Prix 2012

 

Discours de présentation du prix Marcel Aymé 2012 décerné à Carole Martinez, pour Du Domaine des Murmures, par Claude Bouheret, président du jury :

 

« Certaines œuvres littéraires ont besoin du silence d’une chambre close pour être appréciées, pour que la force de leur récit et la magie de leur poésie soient source d’émerveillement ou de surprise.

Du Domaine des Murmures, le livre de Carole Martinez qui a obtenu le prix Marcel Aymé cette année, nous fait entrer dans un monde de mystère et de silence auquel il convient d’être attentif.

Ce beau roman nous entraîne dans une aventure où l’Histoire, celle des dames du XIIe siècle que dévoile Georges Duby dans l’exergue du livre, est mise au service d’une action qui tient le lecteur en haleine et lui propose une réflexion exigeante et subtile sur la liberté, la féminité, le respect et l’amour.

Les membres du jury du prix Marcel Aymé que je présidais cette année avec Jean-Pierre Belleville, le talentueux secrétaire de l’Association des amis de Marcel Aymé, présent parmi nous, m’ont demandé d’être leur interprète pour vous dire, chère Carole Martinez, combien ils ont aimé votre livre, choisi à l’unanimité parmi ceux qui leur avaient été proposés.

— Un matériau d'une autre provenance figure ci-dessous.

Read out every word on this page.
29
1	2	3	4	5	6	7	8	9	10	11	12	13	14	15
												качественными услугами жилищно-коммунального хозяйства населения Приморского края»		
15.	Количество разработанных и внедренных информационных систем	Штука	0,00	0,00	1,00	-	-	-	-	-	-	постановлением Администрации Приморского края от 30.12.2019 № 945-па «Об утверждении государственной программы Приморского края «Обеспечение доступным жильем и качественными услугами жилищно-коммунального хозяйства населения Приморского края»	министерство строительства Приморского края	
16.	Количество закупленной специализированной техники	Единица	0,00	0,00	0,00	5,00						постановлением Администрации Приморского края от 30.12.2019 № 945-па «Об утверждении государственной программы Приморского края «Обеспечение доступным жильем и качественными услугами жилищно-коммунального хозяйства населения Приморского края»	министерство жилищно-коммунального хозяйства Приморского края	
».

Je dois avouer, à ce sujet, qu’ils n’eurent pas la tâche facile pour vous départager d’un valeureux rival, mais vous avez remporté cette joute littéraire, et nous vous en félicitons chaleureusement.

 

Dans ce roman, vous écrivez qu’on gagne le château des Murmures par le nord, que ce lieu est tissé « de filets de voix entrelacées et si vieilles qu’il faut tendre l’oreille pour les percevoir » ; et c’est à Hautepierre, dans la vallée de la Loue, que nous remontons le temps en votre compagnie.

Contrairement à ce qu’on pourrait imaginer, votre Moyen Âge n’est pas celui d’un roman historique dont le cadre serait franc-comtois ; il est plutôt le regard très personnel que vous portez sur ces périodes anciennes, sur leurs excès et leurs contradictions religieuses et sociales. Votre démarche est, de ce fait, plus historicisante qu’historique, et le corpus de références jamais pesantes et à peine érudites que vous utilisez, vous permet de camper avec vigueur et poésie, en toute liberté, le décor dans lequel évoluent vos personnages épris d’absolu.

Ainsi, le temps des Croisades devient sous votre plume celui d’une chronique pleine de rebondissements inattendus qui mélange habilement les codes du roman d’aventure à ceux plus subtils de la poésie et du rêve, et votre lecteur se laisse guider dans un monde brutal et tendre empreint d’une spiritualité incandescente.

            Il est vrai que nous lisons votre roman comme on contemple un vieux vitrail, scène après scène, motif après motif, comme on déchiffre un livre d’heures dans lequel apparaissent des personnages qui évoquent à la fois la sculpture romane ou les enluminures qui illustrent de vieux grimoires.

Vous écrivez encore :

« Je suis l’ombre qui cause.

Je suis celle qui s’est volontairement clôturée pour tenter d’exister. Je suis la vierge des Murmures. À toi qui peux entendre, je veux parler la première, dire mon siècle, dire mes rêves, dire l’espoir des emmurées »,

ainsi se confesse Esclarmonde, votre héroïne, ombre et double de Berthe de Joux, qui fait de sa prison-tombeau un espace de liberté et donne à sa virginité outragée le tremblement d’une prière, promesse d’amour et de rédemption.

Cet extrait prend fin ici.